うつ病は、本人の意志の力だけでは克服困難な病気であり、原因が複雑な場合もあり、専門的な治療が必要ケースも多くあります。そのため、正しい知識を得て、家族や友人など周囲の人々のサポートが大きな役割を果たします。ただし、サポートすることばかりに目を向けず、サポートする側のメンタルヘルスケアも忘れないようにしましょう。
回復への道のり
小さな目標設定と達成感
うつ病の症状が重いときは、以前はまで出来ていた日常的なことでさえ大きな壁に感じられることがあります。そんなときこそ、小さな目標を設定し、一つずつ達成していくことが大切です。例えば、「今日は10分散歩する」「朝食を食べる」といった簡単な目標から始めましょう。これらの小さな成功体験が、自信と前向きな気持ちを育てます。達成したら必ず自分のことを褒めるようにしましょう。
再発予防と自己ケアの習慣化
うつ病は再発のリスクがある病気です。そのため、症状が改善した後も継続的な自己ケアが重要です。ストレス管理や規則正しい生活習慣の維持、定期的な運動などを日常生活に組み込んでいきましょう。また、自分の状態を客観的に観察する習慣をつけることも大切です。また、気分の変化や睡眠の質、食欲の変化などをノートや手帳などに記録することも大切です。もし悪化の兆候があった場合にも早期発見に繋がるきっかけとなり、定期的に専門家との面談をする時にも効果的です。

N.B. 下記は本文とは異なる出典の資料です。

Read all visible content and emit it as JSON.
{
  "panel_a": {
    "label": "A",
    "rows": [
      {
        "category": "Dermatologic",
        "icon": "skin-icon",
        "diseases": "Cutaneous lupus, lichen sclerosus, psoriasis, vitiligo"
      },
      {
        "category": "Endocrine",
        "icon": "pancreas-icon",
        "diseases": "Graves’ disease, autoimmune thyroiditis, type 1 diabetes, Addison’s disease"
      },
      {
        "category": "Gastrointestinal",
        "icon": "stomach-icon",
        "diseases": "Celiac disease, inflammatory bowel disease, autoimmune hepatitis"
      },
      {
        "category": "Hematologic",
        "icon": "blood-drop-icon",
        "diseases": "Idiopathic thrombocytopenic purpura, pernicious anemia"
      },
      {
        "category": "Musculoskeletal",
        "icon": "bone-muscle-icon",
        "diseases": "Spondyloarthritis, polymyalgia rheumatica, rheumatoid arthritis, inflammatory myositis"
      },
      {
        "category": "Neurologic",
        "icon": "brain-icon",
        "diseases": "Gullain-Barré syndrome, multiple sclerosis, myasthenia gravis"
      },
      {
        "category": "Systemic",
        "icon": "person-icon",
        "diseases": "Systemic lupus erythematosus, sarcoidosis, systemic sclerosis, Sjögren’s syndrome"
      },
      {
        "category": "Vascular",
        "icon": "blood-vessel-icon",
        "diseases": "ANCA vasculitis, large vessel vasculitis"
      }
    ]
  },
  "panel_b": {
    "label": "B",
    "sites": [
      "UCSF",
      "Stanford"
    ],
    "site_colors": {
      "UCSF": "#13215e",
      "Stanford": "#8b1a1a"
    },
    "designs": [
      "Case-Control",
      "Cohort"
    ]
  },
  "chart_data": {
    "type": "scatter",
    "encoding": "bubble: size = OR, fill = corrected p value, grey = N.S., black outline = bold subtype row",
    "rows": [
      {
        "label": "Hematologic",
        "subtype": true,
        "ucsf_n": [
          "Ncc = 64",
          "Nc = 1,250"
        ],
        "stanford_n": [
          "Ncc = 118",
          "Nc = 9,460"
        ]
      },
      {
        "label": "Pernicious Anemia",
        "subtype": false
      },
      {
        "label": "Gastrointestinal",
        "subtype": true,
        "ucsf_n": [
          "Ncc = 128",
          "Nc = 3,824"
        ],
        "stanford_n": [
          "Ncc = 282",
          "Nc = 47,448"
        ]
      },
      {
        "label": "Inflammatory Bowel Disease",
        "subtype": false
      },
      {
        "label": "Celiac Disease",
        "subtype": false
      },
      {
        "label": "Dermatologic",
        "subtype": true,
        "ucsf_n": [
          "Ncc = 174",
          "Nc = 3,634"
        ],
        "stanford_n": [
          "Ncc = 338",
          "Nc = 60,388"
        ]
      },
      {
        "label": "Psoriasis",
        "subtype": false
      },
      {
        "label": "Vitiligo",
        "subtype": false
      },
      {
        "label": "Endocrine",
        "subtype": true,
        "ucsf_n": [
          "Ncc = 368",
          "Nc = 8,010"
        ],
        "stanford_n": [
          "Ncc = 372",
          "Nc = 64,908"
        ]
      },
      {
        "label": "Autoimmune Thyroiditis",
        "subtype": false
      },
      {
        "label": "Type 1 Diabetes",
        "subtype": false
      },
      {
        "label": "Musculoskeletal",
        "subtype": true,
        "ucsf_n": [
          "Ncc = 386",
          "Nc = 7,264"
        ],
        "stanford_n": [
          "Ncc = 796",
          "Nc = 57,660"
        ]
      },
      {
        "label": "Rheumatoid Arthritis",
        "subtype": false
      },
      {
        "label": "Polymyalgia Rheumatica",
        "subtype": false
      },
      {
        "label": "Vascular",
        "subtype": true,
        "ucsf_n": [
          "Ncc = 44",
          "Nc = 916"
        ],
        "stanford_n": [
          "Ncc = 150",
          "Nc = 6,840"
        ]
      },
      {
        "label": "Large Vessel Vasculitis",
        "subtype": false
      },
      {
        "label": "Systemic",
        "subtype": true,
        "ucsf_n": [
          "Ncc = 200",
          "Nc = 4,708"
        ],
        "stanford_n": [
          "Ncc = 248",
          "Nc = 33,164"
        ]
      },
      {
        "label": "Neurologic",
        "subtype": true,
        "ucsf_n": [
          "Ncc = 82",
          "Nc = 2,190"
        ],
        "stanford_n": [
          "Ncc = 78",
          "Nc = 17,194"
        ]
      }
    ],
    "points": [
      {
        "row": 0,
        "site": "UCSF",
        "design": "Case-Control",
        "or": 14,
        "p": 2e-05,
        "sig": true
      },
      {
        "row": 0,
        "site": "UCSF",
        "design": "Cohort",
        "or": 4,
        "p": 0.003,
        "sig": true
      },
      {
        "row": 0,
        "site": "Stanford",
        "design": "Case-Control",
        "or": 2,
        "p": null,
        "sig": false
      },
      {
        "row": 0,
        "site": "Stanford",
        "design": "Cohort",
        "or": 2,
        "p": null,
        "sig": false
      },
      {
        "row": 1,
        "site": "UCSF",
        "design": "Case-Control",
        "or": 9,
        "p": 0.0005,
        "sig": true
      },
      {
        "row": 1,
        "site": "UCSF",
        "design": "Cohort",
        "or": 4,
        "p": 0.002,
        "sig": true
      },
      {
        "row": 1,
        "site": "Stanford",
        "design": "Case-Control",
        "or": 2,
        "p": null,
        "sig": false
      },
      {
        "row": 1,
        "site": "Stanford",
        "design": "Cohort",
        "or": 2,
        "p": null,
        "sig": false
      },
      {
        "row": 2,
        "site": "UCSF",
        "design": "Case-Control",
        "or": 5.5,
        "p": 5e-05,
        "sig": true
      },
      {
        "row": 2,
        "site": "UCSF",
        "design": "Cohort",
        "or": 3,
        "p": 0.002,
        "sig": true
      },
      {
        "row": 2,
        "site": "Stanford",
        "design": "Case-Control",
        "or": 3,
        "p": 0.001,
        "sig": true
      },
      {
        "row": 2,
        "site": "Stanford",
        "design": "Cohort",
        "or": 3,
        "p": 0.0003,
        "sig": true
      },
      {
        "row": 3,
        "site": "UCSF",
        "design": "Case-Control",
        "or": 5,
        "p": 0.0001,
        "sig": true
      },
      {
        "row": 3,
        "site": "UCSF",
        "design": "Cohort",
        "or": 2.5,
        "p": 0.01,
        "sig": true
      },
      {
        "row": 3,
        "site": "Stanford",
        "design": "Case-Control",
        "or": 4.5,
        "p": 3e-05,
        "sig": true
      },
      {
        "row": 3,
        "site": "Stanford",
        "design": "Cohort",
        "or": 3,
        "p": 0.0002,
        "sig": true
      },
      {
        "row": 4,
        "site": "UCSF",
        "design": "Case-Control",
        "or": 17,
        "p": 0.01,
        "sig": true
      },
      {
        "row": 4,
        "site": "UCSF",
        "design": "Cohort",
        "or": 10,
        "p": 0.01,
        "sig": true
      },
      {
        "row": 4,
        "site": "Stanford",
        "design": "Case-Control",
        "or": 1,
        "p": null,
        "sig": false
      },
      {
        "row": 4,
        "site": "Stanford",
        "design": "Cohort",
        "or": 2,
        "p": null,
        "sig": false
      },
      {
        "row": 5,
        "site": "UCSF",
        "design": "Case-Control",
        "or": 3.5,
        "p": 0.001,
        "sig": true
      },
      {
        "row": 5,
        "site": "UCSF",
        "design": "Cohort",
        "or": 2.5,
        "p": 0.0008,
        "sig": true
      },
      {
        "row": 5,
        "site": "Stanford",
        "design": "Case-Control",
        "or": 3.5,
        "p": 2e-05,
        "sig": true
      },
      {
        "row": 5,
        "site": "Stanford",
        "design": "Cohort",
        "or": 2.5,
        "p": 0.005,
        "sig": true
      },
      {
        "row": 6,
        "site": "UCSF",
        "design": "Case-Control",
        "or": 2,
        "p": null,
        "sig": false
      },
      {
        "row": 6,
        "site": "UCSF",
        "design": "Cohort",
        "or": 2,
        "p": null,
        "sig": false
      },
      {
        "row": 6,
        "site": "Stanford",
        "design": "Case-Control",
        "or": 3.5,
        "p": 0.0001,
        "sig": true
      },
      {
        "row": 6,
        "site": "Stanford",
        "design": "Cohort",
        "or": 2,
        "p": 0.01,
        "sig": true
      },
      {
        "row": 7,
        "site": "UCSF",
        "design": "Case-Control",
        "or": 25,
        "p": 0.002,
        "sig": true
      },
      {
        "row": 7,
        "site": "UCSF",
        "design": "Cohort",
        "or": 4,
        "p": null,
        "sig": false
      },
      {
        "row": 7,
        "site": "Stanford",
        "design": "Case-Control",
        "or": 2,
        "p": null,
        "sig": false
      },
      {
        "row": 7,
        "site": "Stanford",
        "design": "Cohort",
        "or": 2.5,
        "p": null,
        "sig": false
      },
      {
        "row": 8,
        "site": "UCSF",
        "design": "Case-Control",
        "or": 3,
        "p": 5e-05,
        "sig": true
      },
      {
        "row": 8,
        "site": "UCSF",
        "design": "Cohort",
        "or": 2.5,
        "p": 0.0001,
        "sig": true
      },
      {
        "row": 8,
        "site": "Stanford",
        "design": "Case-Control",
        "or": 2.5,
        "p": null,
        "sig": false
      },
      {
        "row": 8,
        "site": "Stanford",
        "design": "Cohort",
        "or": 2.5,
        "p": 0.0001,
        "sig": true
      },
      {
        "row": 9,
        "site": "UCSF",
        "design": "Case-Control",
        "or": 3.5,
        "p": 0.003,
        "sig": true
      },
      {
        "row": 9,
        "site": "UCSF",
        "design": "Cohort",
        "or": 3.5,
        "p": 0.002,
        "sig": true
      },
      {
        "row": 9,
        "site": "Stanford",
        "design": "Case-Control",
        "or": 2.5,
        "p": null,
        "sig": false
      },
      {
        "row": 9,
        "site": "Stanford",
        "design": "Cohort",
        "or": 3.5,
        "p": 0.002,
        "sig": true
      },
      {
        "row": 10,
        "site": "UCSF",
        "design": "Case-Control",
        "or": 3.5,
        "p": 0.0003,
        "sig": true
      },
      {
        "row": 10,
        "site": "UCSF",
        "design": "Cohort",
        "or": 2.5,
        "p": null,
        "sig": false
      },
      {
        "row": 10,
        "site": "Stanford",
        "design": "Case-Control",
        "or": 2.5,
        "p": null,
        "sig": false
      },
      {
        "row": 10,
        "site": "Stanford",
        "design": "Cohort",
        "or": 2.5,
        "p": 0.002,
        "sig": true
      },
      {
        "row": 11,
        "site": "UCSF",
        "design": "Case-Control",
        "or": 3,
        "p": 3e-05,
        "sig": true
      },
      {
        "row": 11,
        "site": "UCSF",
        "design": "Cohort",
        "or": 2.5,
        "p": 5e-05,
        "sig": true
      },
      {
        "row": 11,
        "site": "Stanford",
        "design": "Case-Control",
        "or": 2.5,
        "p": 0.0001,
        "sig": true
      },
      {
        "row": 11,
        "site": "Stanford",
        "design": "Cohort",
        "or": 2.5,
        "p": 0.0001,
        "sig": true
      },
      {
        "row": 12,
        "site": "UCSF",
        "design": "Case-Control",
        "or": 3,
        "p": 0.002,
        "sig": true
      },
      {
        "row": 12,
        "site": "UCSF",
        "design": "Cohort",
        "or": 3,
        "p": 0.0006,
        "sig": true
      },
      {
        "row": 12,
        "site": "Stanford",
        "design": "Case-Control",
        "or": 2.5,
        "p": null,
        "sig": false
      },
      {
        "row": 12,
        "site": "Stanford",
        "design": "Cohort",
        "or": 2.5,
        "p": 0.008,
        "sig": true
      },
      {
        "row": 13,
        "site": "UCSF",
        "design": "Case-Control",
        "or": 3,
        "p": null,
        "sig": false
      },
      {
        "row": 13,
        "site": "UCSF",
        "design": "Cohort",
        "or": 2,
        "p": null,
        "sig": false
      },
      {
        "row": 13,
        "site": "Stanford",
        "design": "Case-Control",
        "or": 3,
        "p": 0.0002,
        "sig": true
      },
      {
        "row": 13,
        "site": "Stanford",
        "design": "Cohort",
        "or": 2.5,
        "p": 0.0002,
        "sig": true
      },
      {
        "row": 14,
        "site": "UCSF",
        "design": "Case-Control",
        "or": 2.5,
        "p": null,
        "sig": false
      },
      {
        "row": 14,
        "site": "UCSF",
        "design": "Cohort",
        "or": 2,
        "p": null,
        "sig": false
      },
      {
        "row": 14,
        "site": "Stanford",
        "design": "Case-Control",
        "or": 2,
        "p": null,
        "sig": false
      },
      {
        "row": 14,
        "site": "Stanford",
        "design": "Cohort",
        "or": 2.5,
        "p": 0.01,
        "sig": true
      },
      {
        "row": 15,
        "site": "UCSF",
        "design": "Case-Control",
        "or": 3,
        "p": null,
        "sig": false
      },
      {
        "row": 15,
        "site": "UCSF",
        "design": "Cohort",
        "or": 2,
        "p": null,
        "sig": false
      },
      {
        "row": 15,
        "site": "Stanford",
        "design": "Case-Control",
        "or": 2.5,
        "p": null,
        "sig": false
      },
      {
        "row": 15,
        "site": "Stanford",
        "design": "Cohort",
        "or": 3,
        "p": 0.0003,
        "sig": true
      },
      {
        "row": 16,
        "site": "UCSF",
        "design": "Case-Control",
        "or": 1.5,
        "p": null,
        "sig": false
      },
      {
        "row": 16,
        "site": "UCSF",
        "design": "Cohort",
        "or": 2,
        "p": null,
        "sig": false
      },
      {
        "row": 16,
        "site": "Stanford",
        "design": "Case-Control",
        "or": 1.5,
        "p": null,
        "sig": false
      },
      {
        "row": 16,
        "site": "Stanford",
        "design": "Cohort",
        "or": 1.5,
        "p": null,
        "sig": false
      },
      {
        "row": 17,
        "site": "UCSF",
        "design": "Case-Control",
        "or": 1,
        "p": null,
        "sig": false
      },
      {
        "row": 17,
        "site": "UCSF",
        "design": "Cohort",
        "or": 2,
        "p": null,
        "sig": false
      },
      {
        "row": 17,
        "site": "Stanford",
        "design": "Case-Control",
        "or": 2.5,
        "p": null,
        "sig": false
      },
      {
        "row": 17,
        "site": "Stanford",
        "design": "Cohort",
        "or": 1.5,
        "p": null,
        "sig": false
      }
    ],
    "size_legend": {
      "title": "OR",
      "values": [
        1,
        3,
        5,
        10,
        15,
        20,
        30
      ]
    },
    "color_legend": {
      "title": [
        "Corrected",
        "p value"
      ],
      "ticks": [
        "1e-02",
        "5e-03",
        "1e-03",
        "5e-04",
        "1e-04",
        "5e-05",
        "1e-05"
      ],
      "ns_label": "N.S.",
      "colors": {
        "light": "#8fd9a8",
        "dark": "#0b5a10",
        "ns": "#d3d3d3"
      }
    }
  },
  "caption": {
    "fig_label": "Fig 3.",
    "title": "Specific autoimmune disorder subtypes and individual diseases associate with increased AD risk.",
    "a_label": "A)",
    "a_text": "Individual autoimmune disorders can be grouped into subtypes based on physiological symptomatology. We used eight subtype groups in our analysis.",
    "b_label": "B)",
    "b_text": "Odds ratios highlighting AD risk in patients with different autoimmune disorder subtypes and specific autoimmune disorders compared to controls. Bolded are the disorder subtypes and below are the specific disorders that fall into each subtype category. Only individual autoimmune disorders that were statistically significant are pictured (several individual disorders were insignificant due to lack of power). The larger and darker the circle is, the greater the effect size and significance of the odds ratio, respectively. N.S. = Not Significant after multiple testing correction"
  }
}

【まとめ】うつ病とどう向き合う?メンタル不調からの脱出方法
今回はうつ病についての紹介とその対処法について、少し紹介をさせて頂きました。うつ病は「こころの風邪」と呼ばれ、すぐに治りそうなイメージもあるかもしれませんが、実際には複雑で、遺伝的要因、環境要因、脳内化学物質の不均衡など、さまざまな要素が絡み合っています。そのため、個人の弱さや怠慢だけが原因ではありません。
しかし、うつ病に対する誤解や偏見は、依然として社会に根強く存在しています。誤った認識が、苦しみを増大させ、適切な治療を受ける妨げにもなっています。それでも「うつ病は治療可能な病気です」適切な支援と治療があれば、多くの人が回復への道を歩むことができます。メンタルヘルスについて政府でも様々な政策をしています。
少しでも多くの人が理解を深め、思いやりを持って接することができたら、困っている人が安心して助けを求められる環境が生まれ、互いに支え合うことができたらいいですね。